The analysis of Canada's health through social media using machine learning
Abstract
Real-time online data processing is quickly becoming an essential tool in the
analysis of social media for political trends, advertising, public health awareness
programs and policy making. Traditionally, processes associated with offline analysis
are productive and efficient only when the data collection is a one-time process.

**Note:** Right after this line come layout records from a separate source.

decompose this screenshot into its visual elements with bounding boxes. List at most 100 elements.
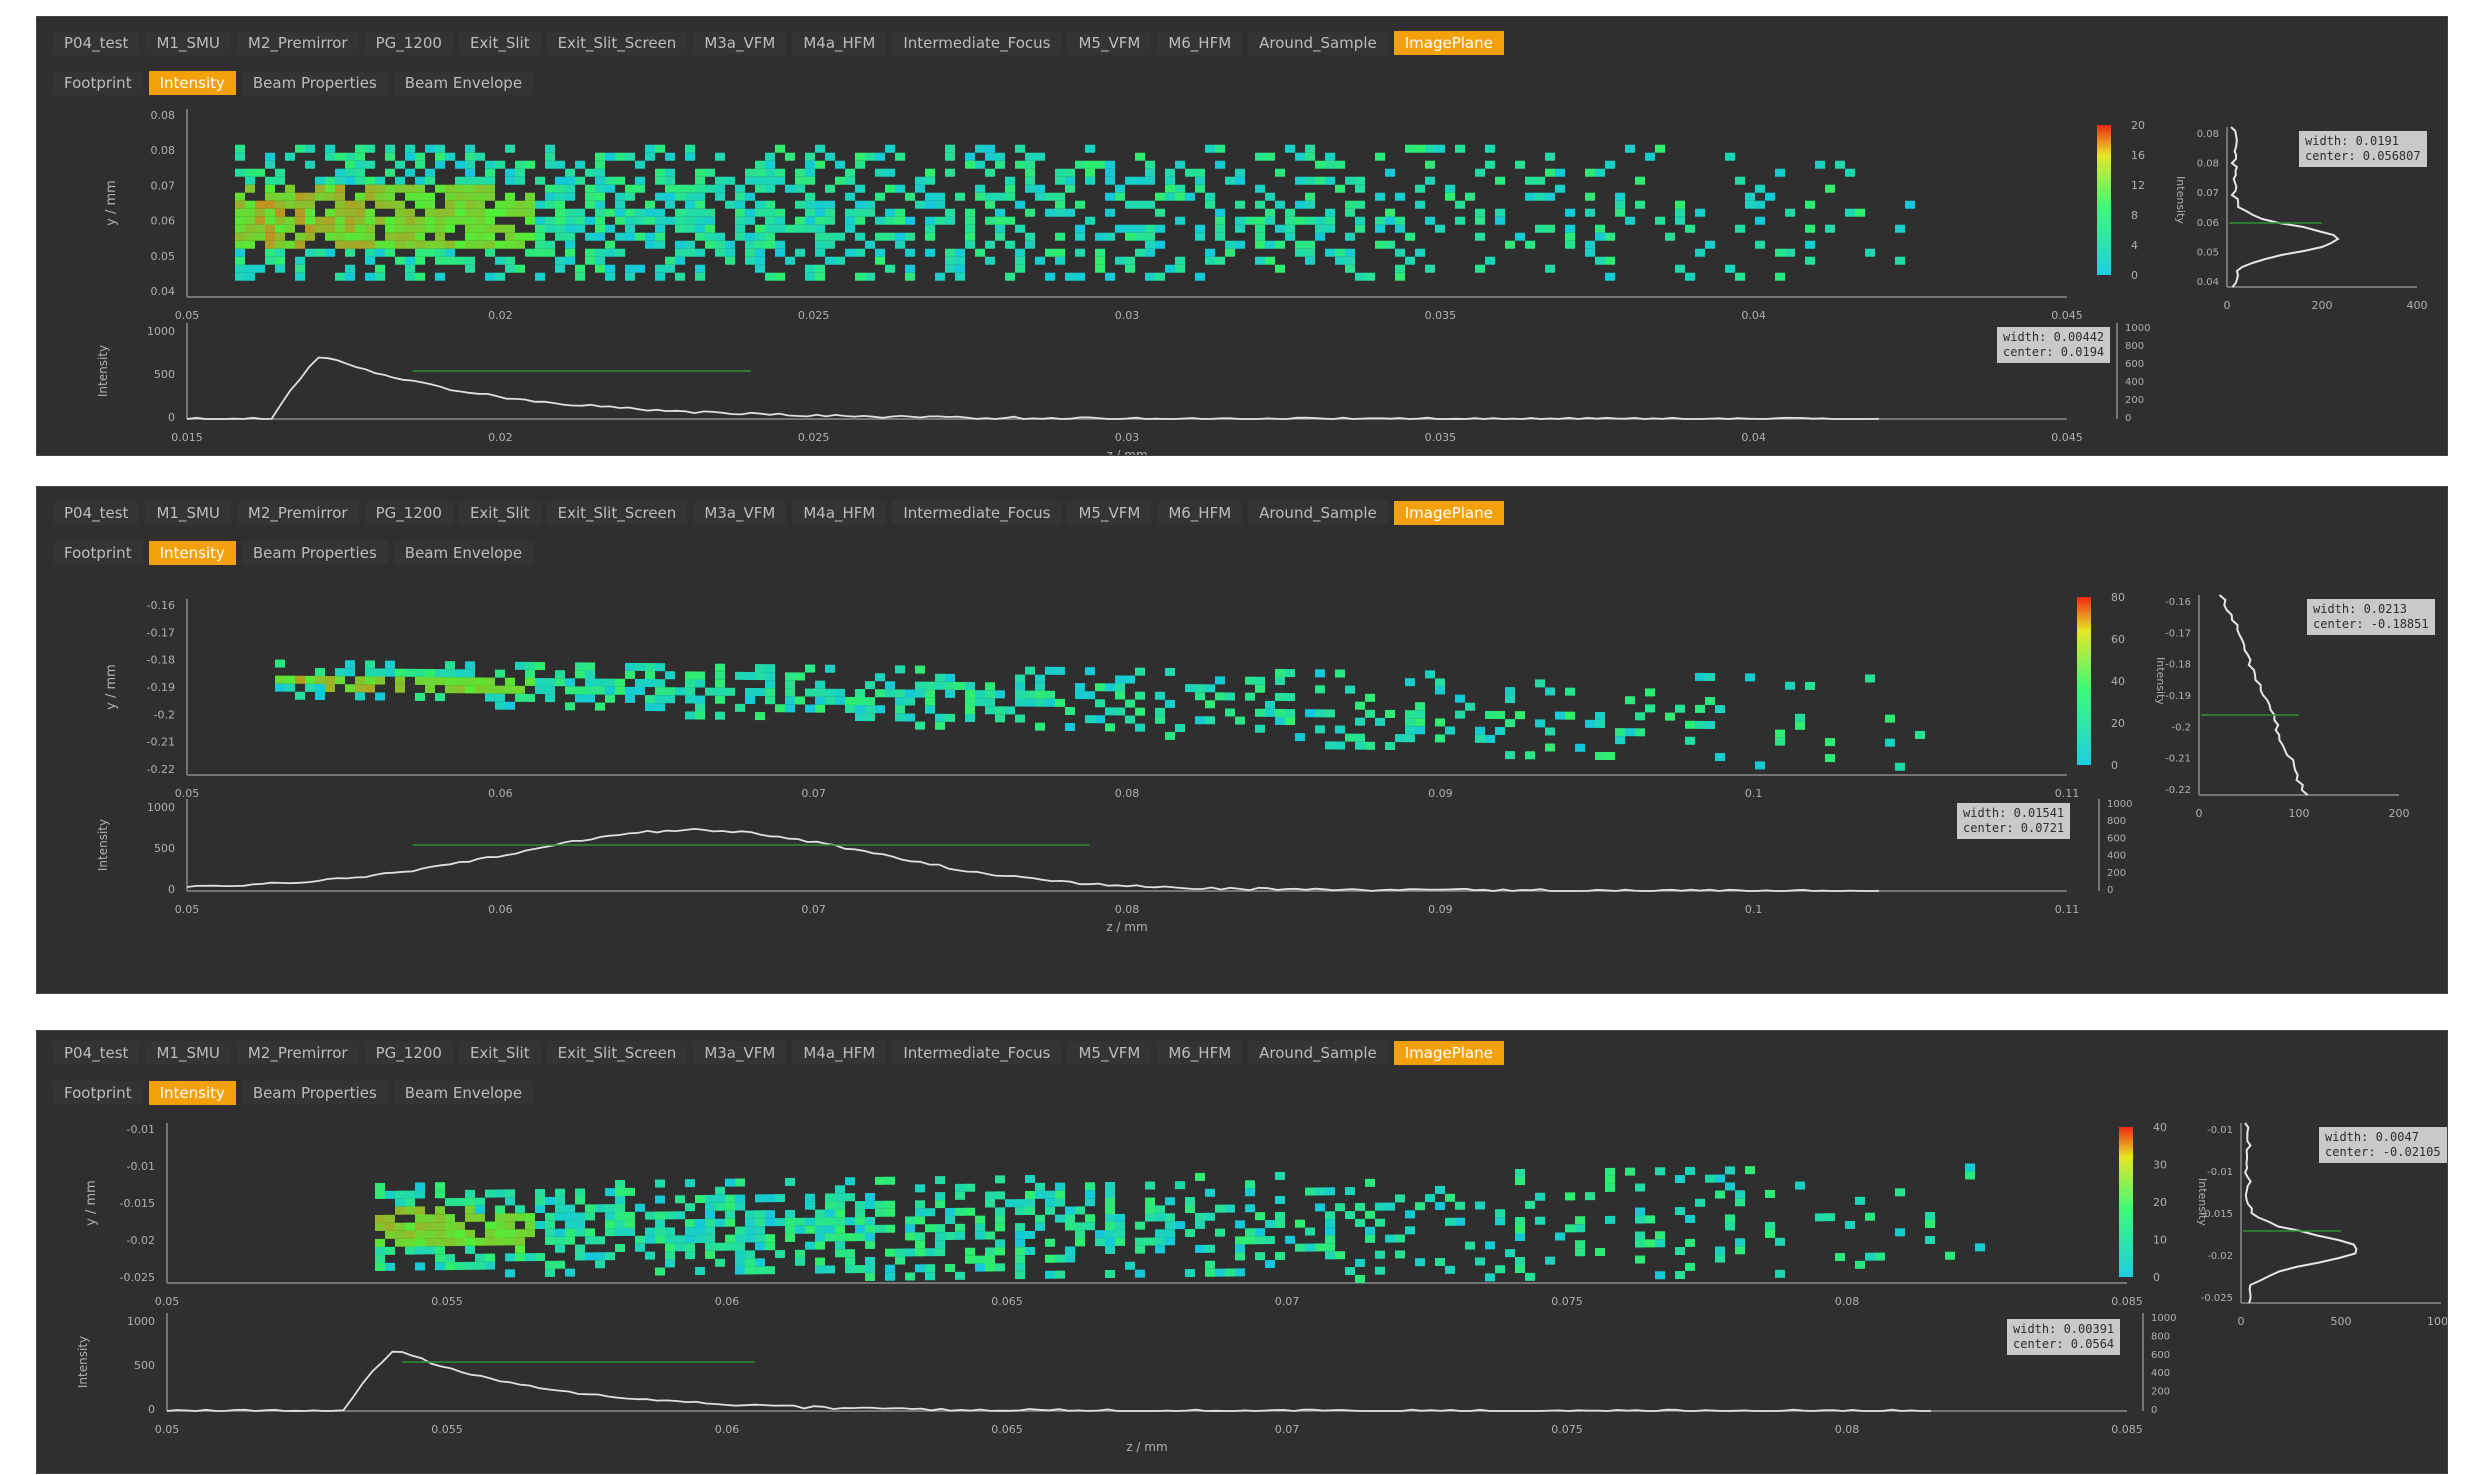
subtab-intensity[interactable]: Intensity	[148, 1081, 236, 1105]
tab-exit-slit[interactable]: Exit_Slit	[458, 31, 541, 55]
subtab-beam-envelope[interactable]: Beam Envelope	[393, 71, 534, 95]
subtab-footprint[interactable]: Footprint	[53, 71, 143, 95]
heatmap-cell	[1285, 693, 1295, 702]
tab-intermediate-focus[interactable]: Intermediate_Focus	[892, 31, 1062, 55]
heatmap-cell	[545, 152, 555, 161]
heatmap-cell	[915, 1264, 925, 1273]
heatmap-cell	[615, 176, 625, 185]
heatmap-cell	[1285, 216, 1295, 225]
tab-m1-smu[interactable]: M1_SMU	[145, 1041, 231, 1065]
heatmap-cell	[1275, 708, 1285, 717]
heatmap-cell	[1735, 272, 1745, 281]
tab-m6-hfm[interactable]: M6_HFM	[1157, 31, 1243, 55]
heatmap-cell	[1635, 728, 1645, 737]
heatmap-cell	[715, 176, 725, 185]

Currently, cutting edge research requires real-time data analysis that comes
with a set of challenges, particularly the efficiency of continuous data fetching
within the context of present NoSQL and relational databases. In this thesis, I
demonstrate a solution to effectively address the challenges of real-time analysis
using a configurable Elasticsearch search engine. We are using a distributed
database architecture, pre-build indexing and standardizing the Elasticsearch framework
for large scale text mining. The results from the Elasticsearch engine is visualized
in almost real-time.
We focused on taking our solution to the challenges of real-time data processing
is to apply it on social media to conduct a large scale health analaysis in Canada.
Social media a crucial database that provides information on a variety of topics
such as health, food, feedback on products, and many others. At present, people
utilize social media to share their daily lifestyles, for example, where they are
going, what exercise are they doing, or what are they eating. By analyzing the
information, collected from these individuals, the health of the population can be
gauged. This analysis can become an integral part of the government’s efforts to
study the health of people on a large scale. This is because public health is becoming
the primary concern for many governments around the world, and they
believe it is necessary to analyze the present scenario within the population before
creating any new policies. Traditionally, governments use a door to door survey,
for example, a census, or hospital information to decide their health policies. This information is limited and sometimes takes a long time to collect and analyze sufficiently
enough to aid in decision making. Our approach is to try to solve such
problems through the advancement of natural language processing algorithms and
large scale data analysis. Results show, the proposed method provides the solution
in less time with the same accuracy when compared to the traditional one.